Posted by Larry M. Elkin, CPA, CFP®
Do not adjust your calendar: It really is 2018, and scrunchies really did just appear in a Wall Street Journal headline.
Many readers may be much more shocked than I was. I am so unfashionable that before reading the article, I could not have told you whether scrunchies were acceptable fashion accessories or not for the past 25 years. I know that my daughters used to wear them when they were kids in the 1990s. I think my wife used to wear them too, but I’m not sure about that.
For many other people, though, wearing a scrunchie today is a divisive issue. The functional hair ornament is reportedly returning to the mainstream, to the relief of certain parties and the disgust of others. As Katherine Bindley wrote for the Journal: “Some in the pro-scrunchie camp say they’re gentler than elastics and easy, like sweatpants for your hair. Scrunchie haters say…they’re like sweatpants for your hair.”

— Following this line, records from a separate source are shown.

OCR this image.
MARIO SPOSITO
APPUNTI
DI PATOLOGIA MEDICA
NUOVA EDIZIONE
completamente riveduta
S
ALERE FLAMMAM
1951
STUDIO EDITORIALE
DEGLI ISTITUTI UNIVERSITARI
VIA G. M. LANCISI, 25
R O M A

Given my general obliviousness and my own short hairstyle, I ought to have no stake in this fight. But part of the great scrunchie debate centers on a question I may need to address as a boss: Are they appropriate office wear? Some of the individuals who spoke to Bindley for her article expressed strong opinions that scrunchies are juvenile and lazy. Others were fine with some scrunchies, but drew the line at the most eye-catching colors or fabrics.

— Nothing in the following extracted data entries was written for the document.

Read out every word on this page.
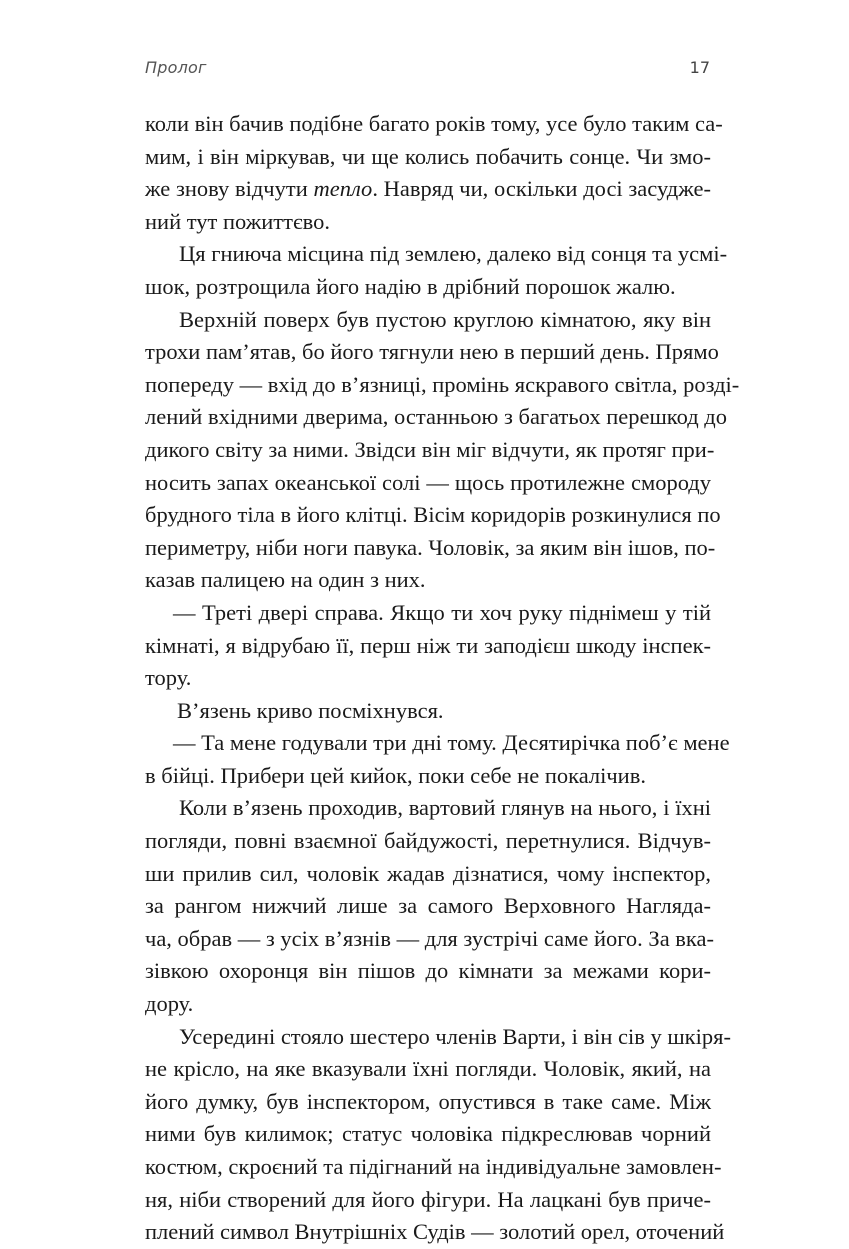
Пролог	17
коли він бачив подібне багато років тому, усе було таким са-
мим, і він міркував, чи ще колись побачить сонце. Чи змо-
же знову відчути тепло. Навряд чи, оскільки досі засудже-
ний тут пожиттєво.
Ця гниюча місцина під землею, далеко від сонця та усмі-
шок, розтрощила його надію в дрібний порошок жалю.
Верхній поверх був пустою круглою кімнатою, яку він
трохи пам’ятав, бо його тягнули нею в перший день. Прямо
попереду — вхід до в’язниці, промінь яскравого світла, розді-
лений вхідними дверима, останньою з багатьох перешкод до
дикого світу за ними. Звідси він міг відчути, як протяг при-
носить запах океанської солі — щось протилежне смороду
брудного тіла в його клітці. Вісім коридорів розкинулися по
периметру, ніби ноги павука. Чоловік, за яким він ішов, по-
казав палицею на один з них.
— Треті двері справа. Якщо ти хоч руку піднімеш у тій
кімнаті, я відрубаю її, перш ніж ти заподієш шкоду інспек-
тору.
В’язень криво посміхнувся.
— Та мене годували три дні тому. Десятирічка поб’є мене
в бійці. Прибери цей кийок, поки себе не покалічив.
Коли в’язень проходив, вартовий глянув на нього, і їхні
погляди, повні взаємної байдужості, перетнулися. Відчув-
ши прилив сил, чоловік жадав дізнатися, чому інспектор,
за рангом нижчий лише за самого Верховного Наглядa-
ча, обрав — з усіх в’язнів — для зустрічі саме його. За вка-
зівкою охоронця він пішов до кімнати за межами кори-
дору.
Усередині стояло шестеро членів Варти, і він сів у шкіря-
не крісло, на яке вказували їхні погляди. Чоловік, який, на
його думку, був інспектором, опустився в таке саме. Між
ними був килимок; статус чоловіка підкреслював чорний
костюм, скроєний та підігнаний на індивідуальне замовлен-
ня, ніби створений для його фігури. На лацкані був приче-
плений символ Внутрішніх Судів — золотий орел, оточений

Nicole Belyna, a recruitment manager who serves on a panel for the Society for Human Resource Management, drew a distinction between her personal taste and her professional opinion. “Do I think it’s professional? Would I wear a scrunchie? Absolutely not,” she told the Journal. “But if it’s not a customer-facing situation, then it becomes a matter of taste.”

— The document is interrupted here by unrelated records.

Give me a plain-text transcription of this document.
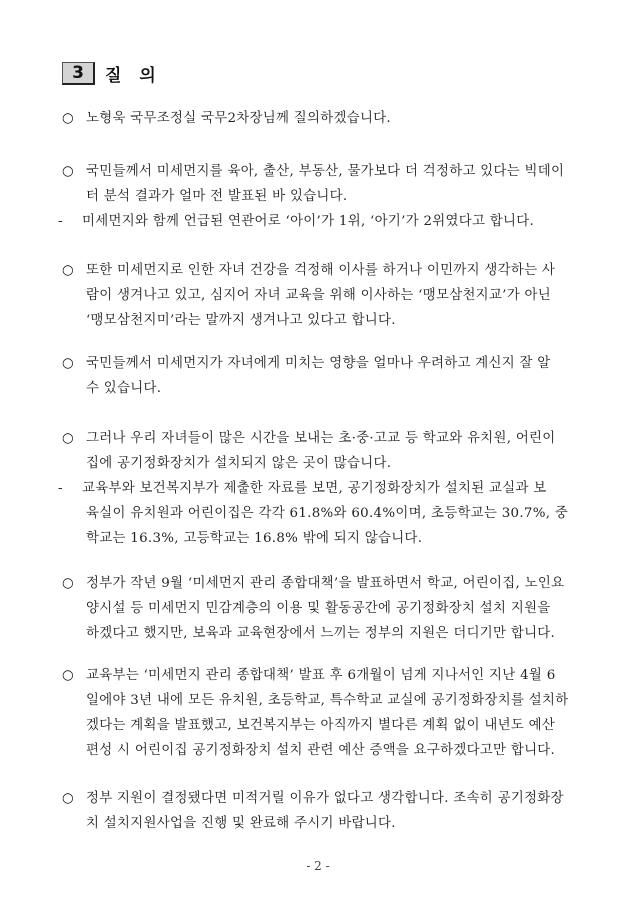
3	질 의
○ 노형욱 국무조정실 국무2차장님께 질의하겠습니다.
○ 국민들께서 미세먼지를 육아, 출산, 부동산, 물가보다 더 걱정하고 있다는 빅데이
터 분석 결과가 얼마 전 발표된 바 있습니다.
- 미세먼지와 함께 언급된 연관어로 ‘아이’가 1위, ‘아기’가 2위였다고 합니다.
○ 또한 미세먼지로 인한 자녀 건강을 걱정해 이사를 하거나 이민까지 생각하는 사
람이 생겨나고 있고, 심지어 자녀 교육을 위해 이사하는 ‘맹모삼천지교’가 아닌
‘맹모삼천지미’라는 말까지 생겨나고 있다고 합니다.
○ 국민들께서 미세먼지가 자녀에게 미치는 영향을 얼마나 우려하고 계신지 잘 알
수 있습니다.
○ 그러나 우리 자녀들이 많은 시간을 보내는 초·중·고교 등 학교와 유치원, 어린이
집에 공기정화장치가 설치되지 않은 곳이 많습니다.
- 교육부와 보건복지부가 제출한 자료를 보면, 공기정화장치가 설치된 교실과 보
육실이 유치원과 어린이집은 각각 61.8%와 60.4%이며, 초등학교는 30.7%, 중
학교는 16.3%, 고등학교는 16.8% 밖에 되지 않습니다.
○ 정부가 작년 9월 ‘미세먼지 관리 종합대책’을 발표하면서 학교, 어린이집, 노인요
양시설 등 미세먼지 민감계층의 이용 및 활동공간에 공기정화장치 설치 지원을
하겠다고 했지만, 보육과 교육현장에서 느끼는 정부의 지원은 더디기만 합니다.
○ 교육부는 ‘미세먼지 관리 종합대책’ 발표 후 6개월이 넘게 지나서인 지난 4월 6
일에야 3년 내에 모든 유치원, 초등학교, 특수학교 교실에 공기정화장치를 설치하
겠다는 계획을 발표했고, 보건복지부는 아직까지 별다른 계획 없이 내년도 예산
편성 시 어린이집 공기정화장치 설치 관련 예산 증액을 요구하겠다고만 합니다.
○ 정부 지원이 결정됐다면 미적거릴 이유가 없다고 생각합니다. 조속히 공기정화장
치 설치지원사업을 진행 및 완료해 주시기 바랍니다.
- 2 -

At Palisades Hudson, I’m the boss, and if someone wants to wear a scrunchie to the office, I will not object. And that goes for the guys too. At least until my wife or someone else who works with me tells me to be quiet and go back to my cave.
In some ways, the scrunchie debate is a miniature version of a larger shift in workplace norms surrounding a variety of hairstyles. Long hair on men and unnatural dye jobs were once understood to be off the table in most professional settings but, at least in some workplaces, that is changing. And it isn’t only young adults who are taking advantage of a more tolerant attitude toward what constitutes a professional look.
Part of the shift reflects changing standards in the wider culture. It may also reflect growing awareness among employers of the ways that more conservative stances on hair have sometimes had disproportionate impacts on racial or religious minorities, intentionally or otherwise. Even in circumstances when employers have the legal right to set rules about their staff’s appearance, overly harsh positions may alienate excellent potential employees. As business writer Suzanne Lucas observed, “Regardless of hairstyle, employers should focus on results and not on appearance.”
I myself have hired an employee with pink hair, though her role was not customer-facing, and was very glad to have her on staff for the time she was with us. Would I hire a pink-haired financial adviser? As I wrote in this space a few years ago, I respect our clients’ intelligence and thoughtfulness, and I think that most of them would be more likely to judge an adviser’s skill than his or her hair color. I have always been more liberal on this point than some of our younger folks; I guess there were a few advantages to growing up in the 1960s.
Hair should not be a workplace issue if it does not get in the way of the business’s product or service. At Palisades Hudson, we are even a hair-optional workplace, since some of us lack it (by choice or otherwise). So I am unlikely to object if my employees want to wear scrunchies, try out new styles or dye their hair unusual colors. That is, assuming I notice.